不能ピエのくせに、誰に向かって言っているのかしら。私は自分で決めるし。男性に流されたくありませんので。軽々しく言わないことね」

「もっともらしい言葉で武装しやがって。本当は自信がなくて怖いのだろう?」


 ダァン! とテーブルを叩くと、食器が音を立てる。怒れる海神の槍を突きつけられた気がして、マンフリートは背筋を正した。

「…分かったような口きくんじゃないわよ。望むところだわ。マンフリート殿! 今夜お待ちしてますから!」


「ええぁっ…?」

 間抜けな声を背に、イシュタルは食堂から出て行ってしまった。アドルフは無邪気に爆笑する。


「可愛くないだろう? あんな一言えば三十返してくるガリ勉なんて。自分が頭いいと思ってる女だぞ。正直、嫁の貰い手に困っているんだよ」


 言うまでもなく婚姻外交は有効な手段であり、王女は重要な手札だ。産まれた時から結婚相手が決められていてもおかしくないし、マンフリートの姉たちも十代半ばで嫁に行った。

 それを考えるとイシュタルは既に二十歳を超えていて、嫁ぐには遅いといえる。


「王女をどう使うつもりなのだ?」

「外交に使うつもりはない」

「なんだと?」

「だから言っただろう、嫁ぎ先に困っていると。あらゆる縁談は来るがな」


 マンフリート脳内ランキング、ヘルジェンの不思議編。第一位は、そう言うアドルフ自身も独身である。即位して既に八年経つにもかかわらずだ。

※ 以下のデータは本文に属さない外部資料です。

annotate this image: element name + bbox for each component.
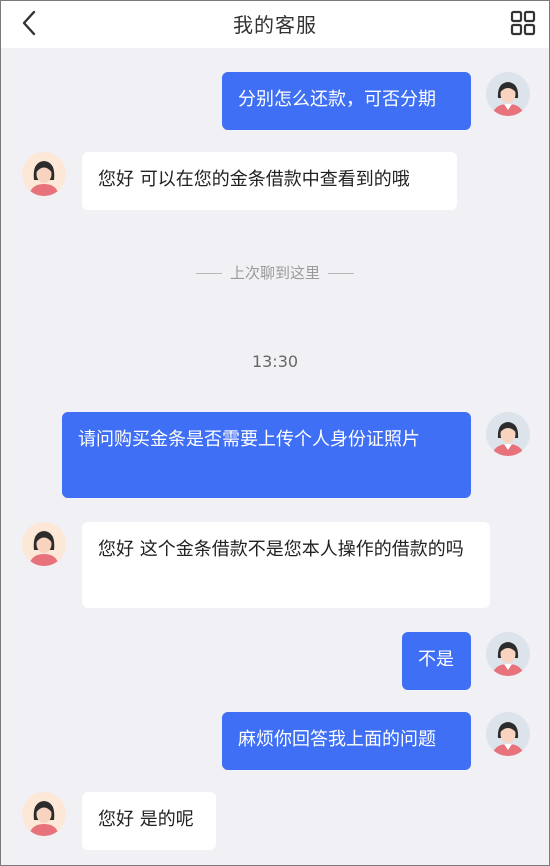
user-avatar-icon [492,82,524,116]
message-bubble-outgoing[interactable]: 麻烦你回答我上面的问题 [222,712,471,770]
user-avatar-icon [492,422,524,456]
page-title: 我的客服 [233,13,317,37]
agent-avatar[interactable] [22,792,66,836]
user-avatar[interactable] [486,712,530,756]
menu-button[interactable] [510,10,536,36]
message-bubble-outgoing[interactable]: 请问购买金条是否需要上传个人身份证照片 [62,412,471,498]
divider-line-left [195,273,222,274]
history-divider: 上次聊到这里 [0,262,550,286]
message-bubble-incoming[interactable]: 您好 是的呢 [82,792,216,850]
agent-avatar-icon [29,531,59,566]
divider-line-right [328,273,354,274]
user-avatar[interactable] [486,412,530,456]
message-bubble-incoming[interactable]: 您好 可以在您的金条借款中查看到的哦 [82,152,457,210]
message-bubble-outgoing[interactable]: 不是 [402,632,471,690]
message-bubble-outgoing[interactable]: 分别怎么还款，可否分期 [222,72,471,130]
grid-icon [510,10,536,36]
user-avatar[interactable] [486,632,530,676]
user-avatar-icon [492,722,524,756]
user-avatar[interactable] [486,72,530,116]
header-bar: 我的客服 [0,0,550,48]
agent-avatar[interactable] [22,152,66,196]
agent-avatar-icon [29,161,59,196]
divider-text: 上次聊到这里 [229,264,320,282]
agent-avatar-icon [29,801,59,836]
agent-avatar[interactable] [22,522,66,566]
message-bubble-incoming[interactable]: 您好 这个金条借款不是您本人操作的借款的吗 [82,522,490,608]
user-avatar-icon [492,642,524,676]
message-timestamp: 13:30 [251,352,299,371]
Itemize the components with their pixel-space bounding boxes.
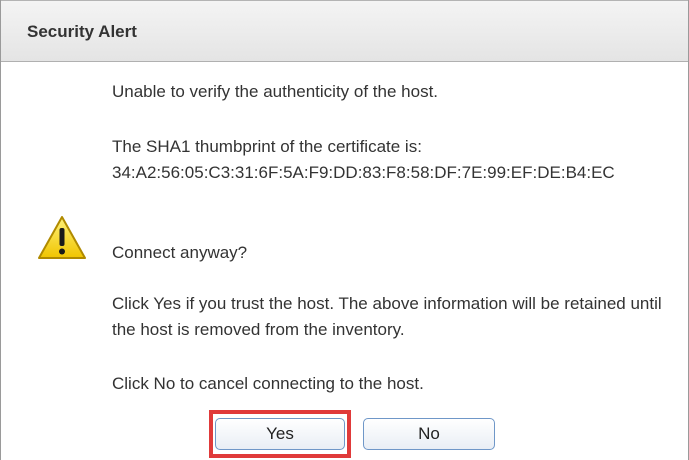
warning-icon <box>38 216 86 259</box>
yes-button[interactable]: Yes <box>215 418 345 450</box>
message-connect-question: Connect anyway? <box>112 243 248 262</box>
thumbprint-value: 34:A2:56:05:C3:31:6F:5A:F9:DD:83:F8:58:D… <box>112 163 615 182</box>
message-yes-info: Click Yes if you trust the host. The abo… <box>112 294 662 339</box>
dialog-titlebar: Security Alert <box>1 0 688 62</box>
no-button[interactable]: No <box>363 418 495 450</box>
message-unable-to-verify: Unable to verify the authenticity of the… <box>112 82 439 101</box>
thumbprint-intro: The SHA1 thumbprint of the certificate i… <box>112 137 422 156</box>
message-thumbprint: The SHA1 thumbprint of the certificate i… <box>112 134 672 186</box>
security-alert-dialog: Security Alert Unable to verify the auth… <box>0 0 689 460</box>
message-no-info: Click No to cancel connecting to the hos… <box>112 374 424 393</box>
dialog-title: Security Alert <box>27 22 137 41</box>
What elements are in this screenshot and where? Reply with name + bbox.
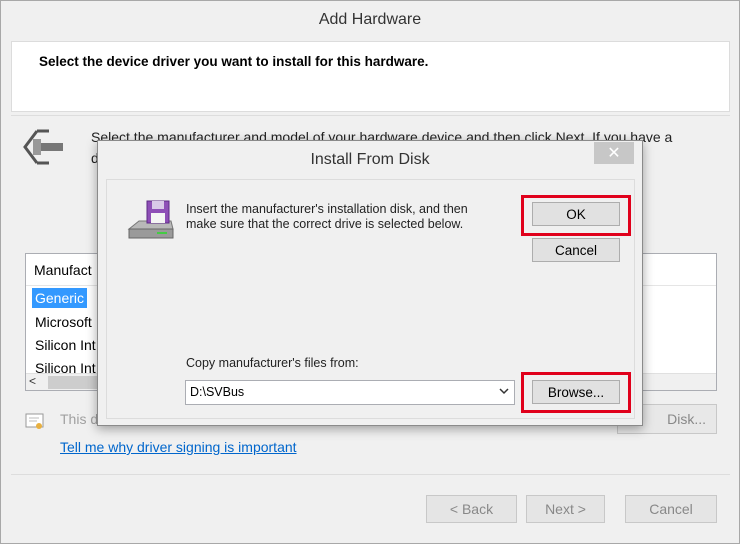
dialog-message: Insert the manufacturer's installation d… bbox=[186, 202, 468, 232]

 かといって星の数ほど恋人がいるわけでもなく、むしろ女の匂いがしなかった。髪をセットしたり、身の回りの世話をする女たちはいて、自ら冗談を言って笑わせたりもするが、明らかにではない。


 先ほどイシュタルが爆弾を落としていったが…。その視線に気づいたアドルフが、端麗な顔と声で堂々と言った。

「妹の言う通りだ。余は不能ピエだから妃は不要だ」


 男の沽券にかかわることをやすやすと明かす潔さに、感嘆と呆れどちらを感じていいのか分からない。


「国王として最悪の欠陥だな。父には母の他に側室が五人いたが、産まれたのは余と妹と、側室の間に息子が一人だけだから、父系の遺伝が強く出たのだろう。ま、余は誰か一人だけのものになるわけにいかないし、お前よりは確実にモテているしな」

 一言余計である。


「側室の息子は?」

「余が即位した時に足を引っ張ってきたから殺した」


 国民や家臣へのサービス精神が旺盛な一方で、たまに奴隷や兵士を理由なく殺すという面がアドルフにはあった。気が済むまでという表現がふさわしい行為は、不能ピエというのを聞いて、納得した気がする。


「国家の平安には王家の安泰が不可欠で、それには何よりも子孫繁栄だ。血が途絶えれば必ず内乱になる」

 それはマンフリートを含めた万国の王族の血に刷り込まれている。


「だから、子を成せ」

 一瞬何を言われたのか意味が分からなかった。

「は!? 何を言うのだ!」

 思わず立ち上がる。


「お前は死んだ妃との間に子が無かったな。お前の方に原因があるのかもしれん。だから妹と子を成したら結婚を認めてやる」

「それでは順番が違うし、何より私はもう祖国には帰れず何も持っていないし、いつ殺されるか分からぬ立場で!」


「余が良いと言っているのだ。国や領地など持たぬ方がむしろ好都合。かといってどこぞの馬の骨と結婚させるわけにはいかないし、その点お前は血統だけは文句ない。さて、国民はどう思うかな。敵国王子に寝取られたと思うか、愛する女を一途に追って亡命してきたと思うか。今のところ前者だろうな」


 楽しそうなアドルフに、ついにマンフリートは言うことができなかった。

 ———それはブレア国との講和を見据えているのか。


「始めるぞ。余が為す事をしかと見るがよい」

 代わりにアドルフはこう言って、食後の強い酒を飲み干した。


 部屋に戻りしばらくしても、頭の中は沸騰した湯で溶かされたようで、体が重たい。しかしイシュタルは待っていると言った。それをスルーするのは男としていかがなものか。


 しばらく悶々としていたが、話をするだけだと言い聞かせて彼女の部屋に向かう。

 ノックにドアを開けたイシュタルの目が据わっている。


「そなた、酔っているのか…」

 テーブルの上の酒瓶は、さっき食後に振舞われた喉が焼けるようなやつだ。


「私は構いません」

 そう言って服を脱ごうとする。


「ちょっちょっと待て! 王女、ヤケになるのは良くない。焦ることはないだろう。国王の許可も得たのだし、そなたの決心がついたらでよい」

「…どうせ色気のない可愛げのない頭でっかちな女だと思ってるのでしょう!」


「私はそうは思わない。そなたは———」

 胸元の紐が解かれる前に、マンフリートはその手を取った。


「気持ち悪い…吐きそう」

「え」

 目についた壺を取ってダッシュする。朱や藍、金色で見事な花の絵柄が施されたそれは、たぶん海の向こうから輸入した博物館級に貴重なやつだ。


 胃の中を戻し終えて口をゆすぐと、イシュタルは合わせる顔がないというように、そっぽを向いた。

「…まあ、夫婦になったら綺麗なだけではいられないから」


「今、夫婦と仰いましたか?」

 ぽつりと言っただけだが、イシュタルは目を丸くしていた。


「え? あ、アドルフから聞いていないのか?」

 いいえ…と、イシュタルの大理石のような肌が耳まで真っ赤に染まる。


「えーと、いやこれはその…なんというか…」

 予期せぬ求婚になってしまったのか。


「私だってこんな醜態でいやです!」

「そうだなその通りだ! 今のは無かったことに!」

 ようやくイシュタルが機嫌を直して笑ってくれたので、心から安堵する。


「今夜はもう休んだ方がいい。眠るまで側にいるから」

「はい」

 寝台に横になり、イシュタルがつないできた手は何にも代えがたい。そのまますぐに寝息を立て始めた。


 アドルフが波を起こす。投じる石はやがて大陸を覆う大波になるだろう。マンフリートには考えも及ばない。雪崩を前にしたような思いを見透かされていたと思う。


 しかしどれだけ翻弄されても、決してこの手だけは離さずに生きようと、そっと握り返した。